This concept of ‘good-enough’ originates in the writings of D. W. Winnicott where he applied it to the part played by the mother in infancy. He describes in his paper on True and False Self (1960) a comparison between two extremes: at one extreme the mother is a ‘good-enough mother’ and by the other the mother ‘is not a good-enough mother’. Another way of thinking of this is to turn it around so the ‘good-enough mother’ (or mothering person) is able to meet the needs and the omnipotence of the infant through responding with ‘enough good’. This has to happen repeatedly so that the infant begins to gain a sense of his or her own agency, and in Winnicott’s terms the True Self begins to have life.
‘In the first case the mother’s adaptation is good enough and in consequence the infant begins to believe in external reality which appears and behaves as if by magic … ‘the True Self has a spontaneity … The infant can now begin to enjoy the illusion of omnipotent creating and controlling, and then can gradually recognize the illusory element, the fact of playing and imagining.’
The mother who is not able to respond with enough good fails to meet the infant’s gestures and needs, instead she puts her own needs and gestures before those of the baby so the baby has to become compliant – here’s the early stages of the False Self where the baby’s needs and omnipotence becomes subsumed by the mother and so not met.
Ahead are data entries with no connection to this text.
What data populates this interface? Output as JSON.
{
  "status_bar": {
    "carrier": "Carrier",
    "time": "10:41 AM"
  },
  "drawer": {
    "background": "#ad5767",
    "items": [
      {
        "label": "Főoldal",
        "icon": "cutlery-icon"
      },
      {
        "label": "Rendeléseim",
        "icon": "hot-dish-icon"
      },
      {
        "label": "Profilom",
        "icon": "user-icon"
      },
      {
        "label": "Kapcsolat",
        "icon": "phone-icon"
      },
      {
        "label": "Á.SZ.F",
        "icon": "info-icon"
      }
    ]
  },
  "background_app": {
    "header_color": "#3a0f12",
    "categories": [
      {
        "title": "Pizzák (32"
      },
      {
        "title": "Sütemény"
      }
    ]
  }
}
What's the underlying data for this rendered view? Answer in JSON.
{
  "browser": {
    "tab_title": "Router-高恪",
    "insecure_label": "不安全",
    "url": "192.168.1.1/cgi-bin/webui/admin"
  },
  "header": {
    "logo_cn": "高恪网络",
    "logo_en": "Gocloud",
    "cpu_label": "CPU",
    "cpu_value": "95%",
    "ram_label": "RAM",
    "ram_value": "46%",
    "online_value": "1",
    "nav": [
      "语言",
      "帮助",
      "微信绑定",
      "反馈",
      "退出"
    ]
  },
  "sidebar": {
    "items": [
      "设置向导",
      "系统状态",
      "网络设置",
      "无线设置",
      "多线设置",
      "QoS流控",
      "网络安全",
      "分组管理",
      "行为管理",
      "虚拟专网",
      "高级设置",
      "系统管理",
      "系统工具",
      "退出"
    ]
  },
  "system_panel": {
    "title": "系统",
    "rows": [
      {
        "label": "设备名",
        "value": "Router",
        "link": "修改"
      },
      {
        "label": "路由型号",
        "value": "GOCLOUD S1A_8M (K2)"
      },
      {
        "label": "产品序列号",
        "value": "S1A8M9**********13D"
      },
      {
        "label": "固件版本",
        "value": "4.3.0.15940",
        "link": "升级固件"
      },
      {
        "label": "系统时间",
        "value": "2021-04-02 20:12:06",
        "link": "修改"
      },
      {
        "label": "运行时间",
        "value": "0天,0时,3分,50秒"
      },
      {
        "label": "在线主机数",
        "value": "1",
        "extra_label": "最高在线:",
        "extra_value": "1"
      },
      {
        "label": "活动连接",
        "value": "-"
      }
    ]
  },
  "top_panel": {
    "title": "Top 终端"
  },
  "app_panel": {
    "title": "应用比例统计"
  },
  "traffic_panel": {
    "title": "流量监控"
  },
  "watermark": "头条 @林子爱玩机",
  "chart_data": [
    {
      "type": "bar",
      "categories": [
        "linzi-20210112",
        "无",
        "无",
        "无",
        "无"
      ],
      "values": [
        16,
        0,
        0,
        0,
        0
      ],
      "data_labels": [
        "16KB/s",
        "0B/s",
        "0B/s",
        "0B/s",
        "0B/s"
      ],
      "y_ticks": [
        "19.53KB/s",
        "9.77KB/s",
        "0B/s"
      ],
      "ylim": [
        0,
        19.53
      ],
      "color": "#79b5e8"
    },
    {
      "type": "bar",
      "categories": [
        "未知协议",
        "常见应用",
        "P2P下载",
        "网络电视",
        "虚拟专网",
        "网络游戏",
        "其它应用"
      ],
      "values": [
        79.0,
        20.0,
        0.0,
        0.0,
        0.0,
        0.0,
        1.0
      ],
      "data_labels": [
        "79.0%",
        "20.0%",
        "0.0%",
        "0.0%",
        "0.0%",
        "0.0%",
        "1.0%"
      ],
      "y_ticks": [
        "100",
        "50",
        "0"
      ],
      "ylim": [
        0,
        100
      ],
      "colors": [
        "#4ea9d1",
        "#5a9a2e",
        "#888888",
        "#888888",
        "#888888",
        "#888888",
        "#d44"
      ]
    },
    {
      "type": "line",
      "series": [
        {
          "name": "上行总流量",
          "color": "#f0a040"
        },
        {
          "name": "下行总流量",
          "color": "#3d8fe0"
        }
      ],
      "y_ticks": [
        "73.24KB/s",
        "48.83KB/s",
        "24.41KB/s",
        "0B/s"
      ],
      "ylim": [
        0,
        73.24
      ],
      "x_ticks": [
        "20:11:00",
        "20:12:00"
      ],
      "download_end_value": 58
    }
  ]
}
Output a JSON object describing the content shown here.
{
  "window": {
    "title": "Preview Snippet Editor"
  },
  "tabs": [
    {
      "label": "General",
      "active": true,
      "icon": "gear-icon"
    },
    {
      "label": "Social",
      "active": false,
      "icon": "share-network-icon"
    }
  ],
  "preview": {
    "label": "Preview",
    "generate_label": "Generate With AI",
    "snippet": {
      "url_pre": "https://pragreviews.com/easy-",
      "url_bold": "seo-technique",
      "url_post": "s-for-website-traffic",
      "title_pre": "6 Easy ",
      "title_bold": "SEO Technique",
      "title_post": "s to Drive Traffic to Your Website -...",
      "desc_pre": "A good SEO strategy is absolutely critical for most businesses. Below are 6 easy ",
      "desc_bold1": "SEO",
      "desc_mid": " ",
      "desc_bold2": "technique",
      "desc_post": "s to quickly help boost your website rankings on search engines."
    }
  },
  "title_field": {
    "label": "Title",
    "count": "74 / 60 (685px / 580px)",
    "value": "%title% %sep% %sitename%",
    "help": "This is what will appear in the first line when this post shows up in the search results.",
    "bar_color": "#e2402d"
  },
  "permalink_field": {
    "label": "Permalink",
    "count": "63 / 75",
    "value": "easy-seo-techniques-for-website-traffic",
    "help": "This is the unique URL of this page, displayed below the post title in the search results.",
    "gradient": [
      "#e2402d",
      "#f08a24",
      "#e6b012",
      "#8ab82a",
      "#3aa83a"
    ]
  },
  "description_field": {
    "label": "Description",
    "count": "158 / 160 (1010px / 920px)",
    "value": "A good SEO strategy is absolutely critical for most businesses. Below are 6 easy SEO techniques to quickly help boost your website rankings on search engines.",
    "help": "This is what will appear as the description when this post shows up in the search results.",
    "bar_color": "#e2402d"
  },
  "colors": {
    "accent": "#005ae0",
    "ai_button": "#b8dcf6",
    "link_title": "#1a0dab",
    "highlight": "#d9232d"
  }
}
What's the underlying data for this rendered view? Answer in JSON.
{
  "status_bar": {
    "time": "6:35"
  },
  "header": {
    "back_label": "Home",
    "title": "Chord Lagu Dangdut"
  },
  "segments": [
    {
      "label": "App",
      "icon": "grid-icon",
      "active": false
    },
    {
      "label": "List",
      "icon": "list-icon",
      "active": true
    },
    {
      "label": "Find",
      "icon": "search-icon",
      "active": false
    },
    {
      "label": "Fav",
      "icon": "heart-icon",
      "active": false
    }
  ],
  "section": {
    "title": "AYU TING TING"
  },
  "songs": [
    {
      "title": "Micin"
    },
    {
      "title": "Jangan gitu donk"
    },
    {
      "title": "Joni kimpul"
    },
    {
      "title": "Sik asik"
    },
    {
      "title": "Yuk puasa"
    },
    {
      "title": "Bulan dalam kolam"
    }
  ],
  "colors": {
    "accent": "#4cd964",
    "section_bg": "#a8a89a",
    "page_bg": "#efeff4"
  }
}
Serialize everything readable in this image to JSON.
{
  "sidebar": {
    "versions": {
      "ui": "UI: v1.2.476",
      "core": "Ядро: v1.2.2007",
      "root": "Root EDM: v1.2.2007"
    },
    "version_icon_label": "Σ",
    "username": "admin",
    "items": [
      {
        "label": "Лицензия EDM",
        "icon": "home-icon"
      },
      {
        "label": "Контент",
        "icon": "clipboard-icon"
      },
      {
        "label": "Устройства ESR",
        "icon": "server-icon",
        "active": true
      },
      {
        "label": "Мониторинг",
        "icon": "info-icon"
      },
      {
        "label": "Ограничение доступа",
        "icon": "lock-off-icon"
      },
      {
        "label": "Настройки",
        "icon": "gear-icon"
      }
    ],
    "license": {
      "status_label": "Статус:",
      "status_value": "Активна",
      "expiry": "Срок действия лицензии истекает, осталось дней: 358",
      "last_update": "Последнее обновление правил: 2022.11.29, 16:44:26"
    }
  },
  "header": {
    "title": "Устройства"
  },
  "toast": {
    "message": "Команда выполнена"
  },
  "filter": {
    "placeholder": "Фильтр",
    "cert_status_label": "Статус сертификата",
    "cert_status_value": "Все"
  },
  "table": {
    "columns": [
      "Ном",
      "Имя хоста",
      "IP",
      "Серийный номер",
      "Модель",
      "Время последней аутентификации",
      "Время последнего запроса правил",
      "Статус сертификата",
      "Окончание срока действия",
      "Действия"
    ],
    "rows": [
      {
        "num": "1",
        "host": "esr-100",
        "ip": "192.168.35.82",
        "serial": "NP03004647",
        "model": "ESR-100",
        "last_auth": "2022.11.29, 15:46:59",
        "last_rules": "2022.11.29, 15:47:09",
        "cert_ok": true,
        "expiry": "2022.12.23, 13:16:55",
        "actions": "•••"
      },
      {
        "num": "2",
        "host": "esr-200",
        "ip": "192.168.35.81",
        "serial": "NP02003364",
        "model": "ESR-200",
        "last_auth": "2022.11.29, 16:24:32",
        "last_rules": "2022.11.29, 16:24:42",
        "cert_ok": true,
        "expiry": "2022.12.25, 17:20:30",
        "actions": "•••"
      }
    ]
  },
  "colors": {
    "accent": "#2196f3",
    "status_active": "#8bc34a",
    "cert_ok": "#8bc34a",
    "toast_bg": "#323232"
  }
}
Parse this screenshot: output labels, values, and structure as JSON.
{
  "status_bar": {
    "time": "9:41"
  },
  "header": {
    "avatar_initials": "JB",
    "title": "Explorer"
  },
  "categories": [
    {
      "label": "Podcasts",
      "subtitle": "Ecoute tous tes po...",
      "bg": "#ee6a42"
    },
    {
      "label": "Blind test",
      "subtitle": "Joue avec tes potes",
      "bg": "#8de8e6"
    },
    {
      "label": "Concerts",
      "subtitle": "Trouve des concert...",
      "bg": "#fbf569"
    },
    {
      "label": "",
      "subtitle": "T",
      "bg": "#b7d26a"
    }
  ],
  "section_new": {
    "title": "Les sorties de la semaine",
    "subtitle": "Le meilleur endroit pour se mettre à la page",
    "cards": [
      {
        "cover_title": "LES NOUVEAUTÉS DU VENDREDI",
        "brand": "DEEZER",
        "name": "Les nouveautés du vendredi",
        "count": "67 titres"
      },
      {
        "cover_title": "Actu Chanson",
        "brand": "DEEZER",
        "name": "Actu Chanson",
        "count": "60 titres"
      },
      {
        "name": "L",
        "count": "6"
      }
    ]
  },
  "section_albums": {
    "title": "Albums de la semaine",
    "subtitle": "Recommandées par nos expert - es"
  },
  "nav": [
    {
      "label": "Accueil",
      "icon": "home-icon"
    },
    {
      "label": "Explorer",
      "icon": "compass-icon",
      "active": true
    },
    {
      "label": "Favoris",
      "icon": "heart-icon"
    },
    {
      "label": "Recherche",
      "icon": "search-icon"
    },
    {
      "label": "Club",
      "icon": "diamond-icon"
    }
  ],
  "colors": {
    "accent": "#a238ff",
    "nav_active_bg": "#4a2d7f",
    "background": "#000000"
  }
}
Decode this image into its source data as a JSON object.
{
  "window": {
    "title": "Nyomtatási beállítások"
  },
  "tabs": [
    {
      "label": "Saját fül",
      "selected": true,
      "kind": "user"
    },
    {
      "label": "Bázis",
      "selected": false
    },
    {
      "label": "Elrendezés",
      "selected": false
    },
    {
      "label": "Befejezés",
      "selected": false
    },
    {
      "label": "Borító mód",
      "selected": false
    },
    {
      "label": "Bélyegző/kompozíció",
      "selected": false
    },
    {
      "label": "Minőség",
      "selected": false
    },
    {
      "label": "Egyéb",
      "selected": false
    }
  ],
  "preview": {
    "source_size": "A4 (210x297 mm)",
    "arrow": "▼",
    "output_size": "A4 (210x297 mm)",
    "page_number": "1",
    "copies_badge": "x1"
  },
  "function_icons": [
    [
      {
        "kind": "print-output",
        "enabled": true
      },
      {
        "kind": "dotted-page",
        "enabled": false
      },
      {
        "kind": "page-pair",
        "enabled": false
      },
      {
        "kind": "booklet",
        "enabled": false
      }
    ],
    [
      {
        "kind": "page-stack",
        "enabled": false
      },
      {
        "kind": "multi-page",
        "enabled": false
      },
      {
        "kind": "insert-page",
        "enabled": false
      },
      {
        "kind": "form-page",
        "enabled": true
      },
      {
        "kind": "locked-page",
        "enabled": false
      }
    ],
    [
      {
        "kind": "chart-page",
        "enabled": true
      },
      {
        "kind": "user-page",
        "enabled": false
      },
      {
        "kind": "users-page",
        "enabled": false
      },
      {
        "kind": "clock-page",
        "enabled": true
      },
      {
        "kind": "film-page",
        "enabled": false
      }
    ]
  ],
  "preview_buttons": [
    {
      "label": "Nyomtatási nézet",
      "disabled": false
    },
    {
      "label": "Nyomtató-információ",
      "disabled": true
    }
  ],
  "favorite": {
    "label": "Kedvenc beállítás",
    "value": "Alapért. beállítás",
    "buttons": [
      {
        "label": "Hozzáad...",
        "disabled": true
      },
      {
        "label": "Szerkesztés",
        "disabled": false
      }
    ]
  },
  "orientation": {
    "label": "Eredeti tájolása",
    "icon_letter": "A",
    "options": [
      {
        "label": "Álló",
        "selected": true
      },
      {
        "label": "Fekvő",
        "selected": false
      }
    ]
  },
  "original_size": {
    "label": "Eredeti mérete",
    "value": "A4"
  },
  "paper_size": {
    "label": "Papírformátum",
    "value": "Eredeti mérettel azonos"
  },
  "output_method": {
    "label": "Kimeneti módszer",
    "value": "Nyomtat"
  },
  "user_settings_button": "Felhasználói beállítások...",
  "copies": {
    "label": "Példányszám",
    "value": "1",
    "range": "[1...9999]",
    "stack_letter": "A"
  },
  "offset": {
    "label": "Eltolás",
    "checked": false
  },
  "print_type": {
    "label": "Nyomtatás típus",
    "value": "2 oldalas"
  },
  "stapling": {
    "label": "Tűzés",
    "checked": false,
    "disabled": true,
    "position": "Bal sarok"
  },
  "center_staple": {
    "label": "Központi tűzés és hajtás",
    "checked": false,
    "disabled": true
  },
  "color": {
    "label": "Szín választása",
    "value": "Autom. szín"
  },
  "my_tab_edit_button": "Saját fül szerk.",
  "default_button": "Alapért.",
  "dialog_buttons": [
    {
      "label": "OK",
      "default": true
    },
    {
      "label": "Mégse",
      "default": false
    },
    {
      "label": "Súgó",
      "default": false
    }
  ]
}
Where the mother’s adaptation to the infant’s needs and gestures and spontaneous impulses is not good enough – where the mothering person has insufficient capacity and not enough good to properly respond, then the infant remains isolated – the infant lives but lives as Winnicott writes falsely. ‘The infant gets seduced into a compliance, and a compliant False Self reacts to environmental demands and the infant seems to accept them.’ The False Self can hide and protect the True Self – there is little if any spontaneity and often the infant and child learns to imitate ‘even attains a show of being real, so that the child may grow up to be just like mother …or whoever at the time dominates the scene.’
As well as helping me understand early infancy and childhood it’s also a useful concept in terms of relationships and spiritual life … it’s easy to transfer early experiences into collective contexts including for example church and religious groups – either that I’m not good enough for a particular church group or the other way round – it doesn’t feel as if there is enough good there for me.